The SECURE 2.0 Act of 2022 (SECURE 2.0) significantly changes the legal and administrative compliance landscape for U.S. retirement plans. Foley & Lardner LLP is authoring a series of articles that take a “deep dive” into key SECURE 2.0 provisions that will affect how employers structure and administer their 401(k) plans, pension plans, and other types of employer-sponsored retirement plans.
In the last two installations, we discussed SECURE 2.0’s new required minimum distribution rules and changes designed to simplify plan administration. In this article, we explore the new student loan matching contribution opportunity for defined contribution plans, including 401(k) plans.
Currently, employers may only make matching contributions to a defined contribution plan based on an eligible employee’s contributions to their defined contribution retirement plan accounts. Unfortunately, some employees with student loan debt may not feel comfortable contributing to their retirement plan, especially early in their careers, because they need to use their current compensation to pay down their student loans. This dynamic may result in many employees missing out on employer matching contributions and losing significant value in their long-term retirement savings.
To help address this issue, some employers previously adopted innovative programs that provide additional non-elective contributions if eligible employees make qualifying loan repayments. However, because these programs do not involve real matching contributions and must be designed carefully to avoid violation of the contingent benefit rule under Internal Revenue Code (“Code”) Section 401(k)(4)(A), these non-elective contribution programs can be complicated to design, administer, and communicate. These programs also carry slightly more regulatory risk than a program that complies with statutory requirements because they are based on guidance provided in a 2018 Internal Revenue Service Private Letter Ruling (PLR) and PLRs may only be relied upon by the taxpayer to which they are issued.

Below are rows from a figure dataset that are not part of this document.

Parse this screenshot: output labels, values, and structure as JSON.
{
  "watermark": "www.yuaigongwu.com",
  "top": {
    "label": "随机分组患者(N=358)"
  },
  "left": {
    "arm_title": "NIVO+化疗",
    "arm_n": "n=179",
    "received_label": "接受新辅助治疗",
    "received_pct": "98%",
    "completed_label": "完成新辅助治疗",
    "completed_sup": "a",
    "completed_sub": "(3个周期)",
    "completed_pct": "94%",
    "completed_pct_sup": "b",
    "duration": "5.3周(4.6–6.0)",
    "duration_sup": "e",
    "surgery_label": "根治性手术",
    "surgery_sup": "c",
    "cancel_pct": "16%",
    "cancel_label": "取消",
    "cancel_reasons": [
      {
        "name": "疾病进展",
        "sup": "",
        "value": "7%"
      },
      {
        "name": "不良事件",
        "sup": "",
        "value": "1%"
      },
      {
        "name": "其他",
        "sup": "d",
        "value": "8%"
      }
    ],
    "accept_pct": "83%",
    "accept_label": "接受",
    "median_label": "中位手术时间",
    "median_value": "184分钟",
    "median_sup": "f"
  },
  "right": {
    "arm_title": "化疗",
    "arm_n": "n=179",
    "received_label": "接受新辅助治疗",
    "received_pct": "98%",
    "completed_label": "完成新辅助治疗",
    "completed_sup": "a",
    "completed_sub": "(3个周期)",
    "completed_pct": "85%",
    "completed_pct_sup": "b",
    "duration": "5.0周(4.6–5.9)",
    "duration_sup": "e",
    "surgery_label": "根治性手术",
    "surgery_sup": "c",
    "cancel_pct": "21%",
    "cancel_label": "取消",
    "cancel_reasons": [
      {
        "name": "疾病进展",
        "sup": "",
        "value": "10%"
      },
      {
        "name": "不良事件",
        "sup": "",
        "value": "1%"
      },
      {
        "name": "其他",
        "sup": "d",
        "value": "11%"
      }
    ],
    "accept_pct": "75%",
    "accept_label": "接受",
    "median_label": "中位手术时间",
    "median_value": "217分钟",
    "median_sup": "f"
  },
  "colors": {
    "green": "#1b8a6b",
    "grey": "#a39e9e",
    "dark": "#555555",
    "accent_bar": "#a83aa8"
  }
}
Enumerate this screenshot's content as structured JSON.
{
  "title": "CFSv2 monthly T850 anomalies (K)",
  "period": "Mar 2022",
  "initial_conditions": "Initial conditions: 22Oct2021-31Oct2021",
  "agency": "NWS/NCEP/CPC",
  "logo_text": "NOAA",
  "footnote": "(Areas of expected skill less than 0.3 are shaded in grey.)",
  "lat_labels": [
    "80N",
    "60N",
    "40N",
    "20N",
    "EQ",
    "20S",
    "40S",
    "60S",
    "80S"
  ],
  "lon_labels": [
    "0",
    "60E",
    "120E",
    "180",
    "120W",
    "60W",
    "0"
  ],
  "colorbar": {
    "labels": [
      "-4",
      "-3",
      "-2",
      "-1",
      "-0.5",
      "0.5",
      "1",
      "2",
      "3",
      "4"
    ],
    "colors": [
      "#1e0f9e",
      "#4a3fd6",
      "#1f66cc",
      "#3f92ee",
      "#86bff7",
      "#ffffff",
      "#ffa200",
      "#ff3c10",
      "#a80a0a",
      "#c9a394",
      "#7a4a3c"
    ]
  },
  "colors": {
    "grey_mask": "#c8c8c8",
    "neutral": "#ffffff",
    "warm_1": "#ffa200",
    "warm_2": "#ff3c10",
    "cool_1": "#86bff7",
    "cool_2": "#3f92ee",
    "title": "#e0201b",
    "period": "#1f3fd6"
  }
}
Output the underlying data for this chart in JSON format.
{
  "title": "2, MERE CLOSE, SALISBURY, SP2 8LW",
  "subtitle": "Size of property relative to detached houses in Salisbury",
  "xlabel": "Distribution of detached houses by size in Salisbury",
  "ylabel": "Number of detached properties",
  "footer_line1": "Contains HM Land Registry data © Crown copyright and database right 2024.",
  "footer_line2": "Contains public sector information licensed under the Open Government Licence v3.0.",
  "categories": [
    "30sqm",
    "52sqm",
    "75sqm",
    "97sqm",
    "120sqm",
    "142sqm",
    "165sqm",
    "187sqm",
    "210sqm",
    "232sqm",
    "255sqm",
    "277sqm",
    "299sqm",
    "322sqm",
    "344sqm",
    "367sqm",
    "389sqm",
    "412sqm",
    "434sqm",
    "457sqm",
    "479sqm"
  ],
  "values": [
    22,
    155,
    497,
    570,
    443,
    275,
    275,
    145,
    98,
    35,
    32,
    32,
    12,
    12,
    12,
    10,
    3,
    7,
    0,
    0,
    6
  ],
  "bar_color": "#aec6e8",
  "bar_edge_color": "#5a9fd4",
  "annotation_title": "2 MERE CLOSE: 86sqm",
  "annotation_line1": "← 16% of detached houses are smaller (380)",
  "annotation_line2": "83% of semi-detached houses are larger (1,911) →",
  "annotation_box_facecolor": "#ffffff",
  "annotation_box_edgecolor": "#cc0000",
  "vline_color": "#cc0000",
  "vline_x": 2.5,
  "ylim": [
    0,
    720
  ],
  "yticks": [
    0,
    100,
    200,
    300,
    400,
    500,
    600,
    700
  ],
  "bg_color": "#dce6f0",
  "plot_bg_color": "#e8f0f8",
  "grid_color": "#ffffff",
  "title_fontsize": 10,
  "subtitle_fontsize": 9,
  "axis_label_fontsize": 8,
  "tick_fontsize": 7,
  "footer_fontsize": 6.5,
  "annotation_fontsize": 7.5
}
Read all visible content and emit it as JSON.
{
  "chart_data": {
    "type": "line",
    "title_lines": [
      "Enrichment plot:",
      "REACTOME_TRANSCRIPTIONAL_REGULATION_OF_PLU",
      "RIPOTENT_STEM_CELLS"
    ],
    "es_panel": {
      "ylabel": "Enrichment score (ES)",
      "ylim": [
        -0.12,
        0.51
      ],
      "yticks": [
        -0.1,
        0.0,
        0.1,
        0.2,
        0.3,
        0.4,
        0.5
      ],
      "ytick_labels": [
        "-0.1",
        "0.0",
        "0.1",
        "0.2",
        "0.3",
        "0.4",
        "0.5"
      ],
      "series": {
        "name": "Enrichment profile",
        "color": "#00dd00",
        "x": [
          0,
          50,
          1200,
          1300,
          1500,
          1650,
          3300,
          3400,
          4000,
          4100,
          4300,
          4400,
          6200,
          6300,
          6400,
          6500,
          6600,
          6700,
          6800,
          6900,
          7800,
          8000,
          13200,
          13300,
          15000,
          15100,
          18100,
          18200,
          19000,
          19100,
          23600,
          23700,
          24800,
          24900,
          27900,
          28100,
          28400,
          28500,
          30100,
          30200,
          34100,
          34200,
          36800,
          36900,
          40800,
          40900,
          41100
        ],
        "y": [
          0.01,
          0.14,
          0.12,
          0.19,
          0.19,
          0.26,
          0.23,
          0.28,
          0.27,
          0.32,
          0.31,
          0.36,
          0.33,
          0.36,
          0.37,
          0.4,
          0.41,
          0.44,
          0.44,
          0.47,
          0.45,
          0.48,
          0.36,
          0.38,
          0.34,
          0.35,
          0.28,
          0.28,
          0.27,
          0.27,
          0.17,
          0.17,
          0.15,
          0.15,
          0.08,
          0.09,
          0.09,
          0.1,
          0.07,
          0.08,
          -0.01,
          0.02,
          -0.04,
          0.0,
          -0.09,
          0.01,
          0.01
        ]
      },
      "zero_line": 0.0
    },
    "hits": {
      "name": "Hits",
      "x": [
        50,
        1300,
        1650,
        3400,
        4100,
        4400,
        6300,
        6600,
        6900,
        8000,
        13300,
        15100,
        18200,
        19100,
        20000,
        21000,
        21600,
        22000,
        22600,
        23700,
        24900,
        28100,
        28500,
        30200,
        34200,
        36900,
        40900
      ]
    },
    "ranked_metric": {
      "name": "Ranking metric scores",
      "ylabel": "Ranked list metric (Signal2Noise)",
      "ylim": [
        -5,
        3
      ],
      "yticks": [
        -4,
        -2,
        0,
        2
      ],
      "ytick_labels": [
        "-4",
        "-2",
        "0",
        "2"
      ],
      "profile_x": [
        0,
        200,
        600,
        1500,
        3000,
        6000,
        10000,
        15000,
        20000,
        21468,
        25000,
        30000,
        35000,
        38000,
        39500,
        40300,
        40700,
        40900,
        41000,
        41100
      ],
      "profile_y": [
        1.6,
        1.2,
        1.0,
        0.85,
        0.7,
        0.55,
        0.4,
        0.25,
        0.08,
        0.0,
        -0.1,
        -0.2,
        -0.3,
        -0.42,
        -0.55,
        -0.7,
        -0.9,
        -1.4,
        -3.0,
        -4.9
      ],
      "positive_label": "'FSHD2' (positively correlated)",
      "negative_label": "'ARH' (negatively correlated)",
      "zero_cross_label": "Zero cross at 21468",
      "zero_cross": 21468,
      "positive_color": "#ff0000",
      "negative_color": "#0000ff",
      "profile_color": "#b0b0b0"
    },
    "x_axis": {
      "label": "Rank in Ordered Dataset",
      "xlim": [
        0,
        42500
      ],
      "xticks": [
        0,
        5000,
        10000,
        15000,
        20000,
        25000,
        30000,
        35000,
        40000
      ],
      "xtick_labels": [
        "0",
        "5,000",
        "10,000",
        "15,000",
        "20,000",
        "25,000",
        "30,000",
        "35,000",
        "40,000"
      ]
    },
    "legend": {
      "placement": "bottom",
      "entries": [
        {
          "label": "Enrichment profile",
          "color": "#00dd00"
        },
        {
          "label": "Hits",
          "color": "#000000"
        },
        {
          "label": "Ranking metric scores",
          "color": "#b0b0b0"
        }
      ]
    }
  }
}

Under a much-anticipated provision of SECURE 2.0, starting in 2024, employers may also make matching contributions to retirement plans governed by Code Section 401(k), 403(b), 457(b) government plans, and SIMPLE-IRA plans based on the employee’s qualified student loan payments. In order to receive this new type of matching contribution, eligible employees must simply certify that eligible loan payments have been made on an annual basis—the plan sponsor is not required to conduct an independent review.
From a design perspective, the eligibility criteria, matching contribution rate, and vesting schedule applicable to student loan matching contributions must be the same as those that apply to the plan’s regular matching contributions, but the employer may deposit the matching contributions to the employee’s 401(k) plan account less frequently than regular matching contributions, as long as they are contributed at least annually. SECURE 2.0 also provides some limited relief for actual deferral percentage (ADP) testing and application of the Code Section 415 limit on annual additions. This will likely allow employers to integrate these new programs into their existing matching programs more easily than a new non-elective contribution and without having to worry about structuring the program to avoid violation of the (sometimes confusing) contingent benefit rule.
While this new rule is a welcome expansion of the existing matching contribution rules under the Code, some questions remain, including:
- What types of loans will qualify—loans for the employee’s education only or any student loan in the employee’s name for which they are or could become financially responsible (e.g., parent plus loans)?
- SECURE 2.0 provides that a student loan matching contribution program must be made available to all employees who are eligible for regular matching contributions. Will plan sponsors be permitted to make exceptions for collectively bargained employees and/or highly compensated employees?
- May plan sponsors use narrower definitions of qualified student loan payments?
- Will plan sponsors be permitted to impose more stringent documentation requirements on employees?
- Is there overlap with Federal student loan forgiveness that makes this type of program less attractive?
Plan sponsors are hopeful that the Internal Revenue Service will provide answers to these questions and other similar issues when the regulations are issued, which is expected to be later this year.